“Where are we?” I muttered, trying best to collect myself as I unbuckled my seatbelt.
Russell didn’t answer.
I staggered toward the backend, clearly seeing now that none of the other vans were there. Amid the burning in my veins, I couldn’t mistake the hot release of a rune igniting on my arm. I was in trouble. Russell wrapped his beefy mitts around my wrist, yanking me down to the ground. The only reason I didn’t eat a mouthful of grass blades was because he kept my arm suspended up, once again threatening to tear my shoulder out of its socket.
I’d barely managed to regain my footing when he started dragging me around the van. The vehicle was still turned on, its headlights cascading across the desolate field. Up ahead, I noticed the ground gave way. It was a hole.
I slammed my feet into the uneven soil, but it didn’t slow us down. It only made Russell pull harder. “What are we doing out here?”
“Cleaning up the mess your boyfriend made.” He gave me one last commanding yank, throwing me out in front of him. I caught my balance not more than a foot from the gaping hole in the ground. Again, Blaine was right. Mr. Reynolds had issued my death warrant, and Russell was about to make good on it.
I turned around, the headlights blaring into my eyes. The outline of his shadowed figure was unmistakable, particularly the long blade wielded in his hands. “Why didn’t you just kill me in the van?” I surprised myself saying that, but it wasn’t worth keeping up pretenses anymore. We both knew the score.

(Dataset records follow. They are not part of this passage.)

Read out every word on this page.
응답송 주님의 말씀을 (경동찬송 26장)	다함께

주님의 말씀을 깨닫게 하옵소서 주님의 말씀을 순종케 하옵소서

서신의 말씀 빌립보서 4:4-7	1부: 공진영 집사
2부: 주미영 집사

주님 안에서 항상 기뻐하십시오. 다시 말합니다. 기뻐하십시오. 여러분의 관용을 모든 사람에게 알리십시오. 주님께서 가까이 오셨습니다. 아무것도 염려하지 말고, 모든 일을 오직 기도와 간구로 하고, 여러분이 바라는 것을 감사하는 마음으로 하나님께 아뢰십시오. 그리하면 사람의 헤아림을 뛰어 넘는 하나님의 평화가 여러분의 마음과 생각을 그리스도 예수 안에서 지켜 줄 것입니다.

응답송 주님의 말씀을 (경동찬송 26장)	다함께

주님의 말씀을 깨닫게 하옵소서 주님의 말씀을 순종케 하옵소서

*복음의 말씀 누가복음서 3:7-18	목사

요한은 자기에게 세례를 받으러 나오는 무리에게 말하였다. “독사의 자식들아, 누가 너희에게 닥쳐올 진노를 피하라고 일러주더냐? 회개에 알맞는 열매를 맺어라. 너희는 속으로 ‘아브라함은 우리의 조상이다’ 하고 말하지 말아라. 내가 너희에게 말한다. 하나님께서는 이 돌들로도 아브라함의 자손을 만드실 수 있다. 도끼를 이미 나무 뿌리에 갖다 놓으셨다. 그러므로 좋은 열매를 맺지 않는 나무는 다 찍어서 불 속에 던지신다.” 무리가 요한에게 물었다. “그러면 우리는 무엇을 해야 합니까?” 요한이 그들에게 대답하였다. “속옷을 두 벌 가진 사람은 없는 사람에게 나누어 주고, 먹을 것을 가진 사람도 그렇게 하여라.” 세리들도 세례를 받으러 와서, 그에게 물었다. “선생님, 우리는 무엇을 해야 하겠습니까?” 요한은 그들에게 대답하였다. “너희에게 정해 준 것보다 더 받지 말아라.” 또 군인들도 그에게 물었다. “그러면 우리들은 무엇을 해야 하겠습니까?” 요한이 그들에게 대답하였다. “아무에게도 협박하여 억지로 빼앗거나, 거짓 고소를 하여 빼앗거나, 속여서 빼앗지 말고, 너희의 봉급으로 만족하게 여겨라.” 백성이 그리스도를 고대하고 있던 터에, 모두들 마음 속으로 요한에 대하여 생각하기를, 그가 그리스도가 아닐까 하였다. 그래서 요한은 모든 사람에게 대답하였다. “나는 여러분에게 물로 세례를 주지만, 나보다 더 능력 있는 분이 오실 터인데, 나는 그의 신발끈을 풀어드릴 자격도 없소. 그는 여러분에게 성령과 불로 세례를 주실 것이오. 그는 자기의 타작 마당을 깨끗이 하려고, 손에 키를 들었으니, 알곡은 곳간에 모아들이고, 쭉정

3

“Why bother having to tow your body when I can just make you walk here?” he retorted so matter-of-factly, nodding to the hole. “Plus, it saves on clean up. Blood would be hard to wash out of the van. And it seems wrong to stain the grass.”
Well, that was a lovely sentiment.
Thunder shook the earth beneath our feet just before a bolt of lightning struck a nearby tree. We both jumped as the sky suddenly exploded with a flash as if a miniature bomb had gone off. The electrical bolt raged for just a second, somehow reflecting bright blue, hot pink, and fiery red all in one short swoop. The tree split in two, the unstructured half crashing to the ground as flames still tickled the charred lumber.
Unsure if I had really been responsible for it, I still used the distraction to my advantage. Lurching sideways, I dashed around the hole, away from the light.
A peculiar feeling suddenly washed over me. I couldn’t explain it. It was as if I’d been here before, as if I knew what I needed to do. I took a step back and dropped out of sight, right into the cavern.
My stomach, as well as everything else, lurched as adrenalin kicked in from the freefall. The drop was a good fifteen, maybe twenty, feet down. Once again I crashed onto the soot-covered floor. Lightning struck again, highlighting the damp room. All the skeletons, all the remains. Hellhounds turned to ash when they were killed, meaning only one thing. These were Changelings, people who posed a threat to the order. This was where the innocent really went when they “disappeared.”
Russell’s head peeked out from atop of the hole, and I all-out screamed, scrambling out of sight as the trigger pulled. The singular sound of a gun blast exploded across the hollow space, leaving a high-pitched ringing in my ears. I could hear Russell curse as I faced the shadows of the three passageways. A swallowing draft kicked up the ash around me from the center opening, just as it did in the vision. This time though, I didn’t hear footsteps.
Instinct told me to leap away, but that meant placing me back into the line of fire from up above. There wasn’t a chance in hell I was going down that passage. Instead, I darted into the corridor to my left. I made it a whole ten feet in before the stench burned my nose, practically knocking me backward. I didn’t need to see it for myself to know what putrefaction lay ahead in the dead, stagnant air. Something, or more like someone, was decomposing. I ran back out to try the last passage when I noticed the same foul odor right at the mouth of the opening. I had no choice. If I stayed, I was dead.
Up top, it had gone quiet. The bodies down here had been moved, which meant there was a way to get out. And a way for Russell to get in. If I had any chance of beating him to wherever this came out, I had to move. Fast.
Feeling my way through the center passage, I could smell the fresh fragrance of evergreens coming from up ahead, but blindly stumbling over the rough terrain didn’t exactly help me on time efficiency. The path seemed never-ending, and I still couldn’t hear anything above the low roar of thunder.
The slightest hint of light poked out at last around the dank bend. The moon still shone through the stormy sky, helping illuminate the landscape. An overgrowth of moss and fern clung to everything nearby, from the rocks to the tree lines. The mouth of the cave sat on an incline, the ground sloping dangerously down to a small pond.